Back in August I bought some nice old-growth fir for
Ravn's mast with enough left over for a set of oars. I built the
oars first and I'm glad I did. This is wonderful wood, don't get me wrong. It was air-dried for 10 years and is perfectly clear with tight growth rings. But the stuff is heavy. It will work fine as oars, once I shave them down a bit more to improve the balance, but it was just too heavy to make the mast.
Enter Doryman.
Doryman, who writes the best small-craft blog on the web, only lives about 40 miles from my house and about 10 miles from where I work. He is a fellow
Coot. Over the past couple of years he has turned from a virtual friend on the web to a real friend in real life.
Among his fleet of sailboats and pulling boats is a
Valgerda. His boat, the
Reinsdyr, was built in 1966 by Keeler Boat Building of Portland, Oregon, for the Weyerhaeuser family. If you live in the Northwest, you know Weyerhaeuser as a giant and successful forest products company. My guess is that the Weyerhaeuser family could buy just about any kind of boat they wanted and it pleases me to think that they chose the
Valgerda design to purchase.
The boat is built to very high standards and is heavy, with three-eighth-inch plywood planking, decks on the sides bow and stern, rudder hardware that is stout enough for a 40-footer and, until recently, an inboard gas engine. When Doryman bought the boat the engine had been removed, but the boat is still quite a bit heavier than its designed weight of 600 pounds.
Until May 2010, John Kohnen, another Coot and keeper of the Atkin web site, owned the boat. John came with two other Coots to help me when I
turned the boat over. I knew he had a Valgerda. One thing led to another and I bought
Reinsdyr's sail a month or so after the boat turning.
Doryman purchased the boat from John. He worked hard to get it ready for the
Toledo Wooden Boat Show and it really looked great! With fresh coats of paint and varnish you can see why the Weyerhaeuser family bought this little yacht.
During the Toledo show, both boats were tied up at the same dock offering a chance for people to compare the two now very different boats. Doryman ribbed me a little about taking the sail from "his" boat, but said that because his boat is so much heavier he wanted to increase the size of his sail.
He recently took delivery of a beautiful
new sail made by a Eugene sail maker. At 119 square feet, his new sail is more than half again larger than the original. Needless to say the 14-foot mast on his
Valgerda would not accommodate this cloud of canvas. Lucky me.
I went to Doryman's house bearing gifts and managed a trade. I think it wasn't so much the quality of my trade goods as the fact that Doryman wanted the mast to go to a good home. As he said, "the mast ought to go with the sail."

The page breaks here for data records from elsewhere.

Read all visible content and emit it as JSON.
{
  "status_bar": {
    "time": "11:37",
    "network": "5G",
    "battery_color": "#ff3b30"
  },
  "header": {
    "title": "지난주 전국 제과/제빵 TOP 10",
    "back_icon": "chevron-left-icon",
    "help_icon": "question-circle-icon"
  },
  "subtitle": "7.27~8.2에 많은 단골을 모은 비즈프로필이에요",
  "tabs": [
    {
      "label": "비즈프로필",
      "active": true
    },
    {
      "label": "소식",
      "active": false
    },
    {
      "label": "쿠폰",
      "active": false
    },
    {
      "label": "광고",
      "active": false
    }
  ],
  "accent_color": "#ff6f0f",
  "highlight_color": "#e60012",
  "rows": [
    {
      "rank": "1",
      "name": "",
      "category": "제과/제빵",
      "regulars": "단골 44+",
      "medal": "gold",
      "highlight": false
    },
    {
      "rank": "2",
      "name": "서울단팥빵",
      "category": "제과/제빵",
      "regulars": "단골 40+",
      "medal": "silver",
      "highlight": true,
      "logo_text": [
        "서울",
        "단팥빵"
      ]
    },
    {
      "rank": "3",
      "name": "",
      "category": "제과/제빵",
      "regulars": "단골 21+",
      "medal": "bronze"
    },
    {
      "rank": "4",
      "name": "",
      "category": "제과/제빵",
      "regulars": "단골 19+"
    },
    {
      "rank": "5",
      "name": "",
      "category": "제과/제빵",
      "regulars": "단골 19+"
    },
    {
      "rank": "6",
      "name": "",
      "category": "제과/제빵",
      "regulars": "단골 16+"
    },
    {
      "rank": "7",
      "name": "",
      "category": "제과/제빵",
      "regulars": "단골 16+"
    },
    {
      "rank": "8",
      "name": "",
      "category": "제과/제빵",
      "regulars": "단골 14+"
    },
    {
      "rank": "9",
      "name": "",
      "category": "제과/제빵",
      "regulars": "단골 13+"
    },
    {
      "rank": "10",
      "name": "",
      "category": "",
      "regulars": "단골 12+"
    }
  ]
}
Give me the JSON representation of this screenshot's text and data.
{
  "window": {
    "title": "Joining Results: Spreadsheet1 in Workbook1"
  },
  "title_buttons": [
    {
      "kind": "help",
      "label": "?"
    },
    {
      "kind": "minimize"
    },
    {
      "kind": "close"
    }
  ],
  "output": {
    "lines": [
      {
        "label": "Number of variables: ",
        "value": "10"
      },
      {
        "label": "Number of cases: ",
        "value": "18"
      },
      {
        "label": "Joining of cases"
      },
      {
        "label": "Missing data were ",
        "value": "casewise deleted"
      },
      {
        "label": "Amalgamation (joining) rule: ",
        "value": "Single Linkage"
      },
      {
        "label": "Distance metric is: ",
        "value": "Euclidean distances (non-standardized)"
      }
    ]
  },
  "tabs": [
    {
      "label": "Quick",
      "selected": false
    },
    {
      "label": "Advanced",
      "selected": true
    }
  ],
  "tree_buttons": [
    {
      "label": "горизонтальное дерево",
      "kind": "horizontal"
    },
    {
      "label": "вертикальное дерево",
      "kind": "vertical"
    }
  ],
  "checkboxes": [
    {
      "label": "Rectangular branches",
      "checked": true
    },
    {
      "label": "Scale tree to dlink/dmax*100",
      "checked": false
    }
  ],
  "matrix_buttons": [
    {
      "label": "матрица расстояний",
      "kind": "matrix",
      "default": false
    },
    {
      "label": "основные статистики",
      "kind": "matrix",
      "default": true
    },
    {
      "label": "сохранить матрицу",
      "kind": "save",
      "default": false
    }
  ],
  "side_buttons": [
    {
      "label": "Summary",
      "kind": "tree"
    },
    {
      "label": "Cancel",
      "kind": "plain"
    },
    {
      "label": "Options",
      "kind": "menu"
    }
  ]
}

The mast is made to the exact dimensions from Atkin's plan. The only exception -- and it's a nice one -- is a finely-formed button at the truck. There's a beautiful bronze sheave for the halyard too. Doryman put a lot of work into the mast: scraping it to bare wood, filling a groove that held the wire for a masthead light and priming the whole thing with epoxy. Like everything Doryman does -- from writing his blog to building boats -- the workmanship was excellent.
A little epoxy got in the halyard slot freezing up the sheave, but I was able to work it free. The bottom 30 inches or so of the mast was left square, which won't work on Ravn. So I am in the process of rounding that section and I cut a tenon in in the bottom to fit my mast step.
This has reinvigorated my efforts to get Ravn sailing. Thanks Doryman!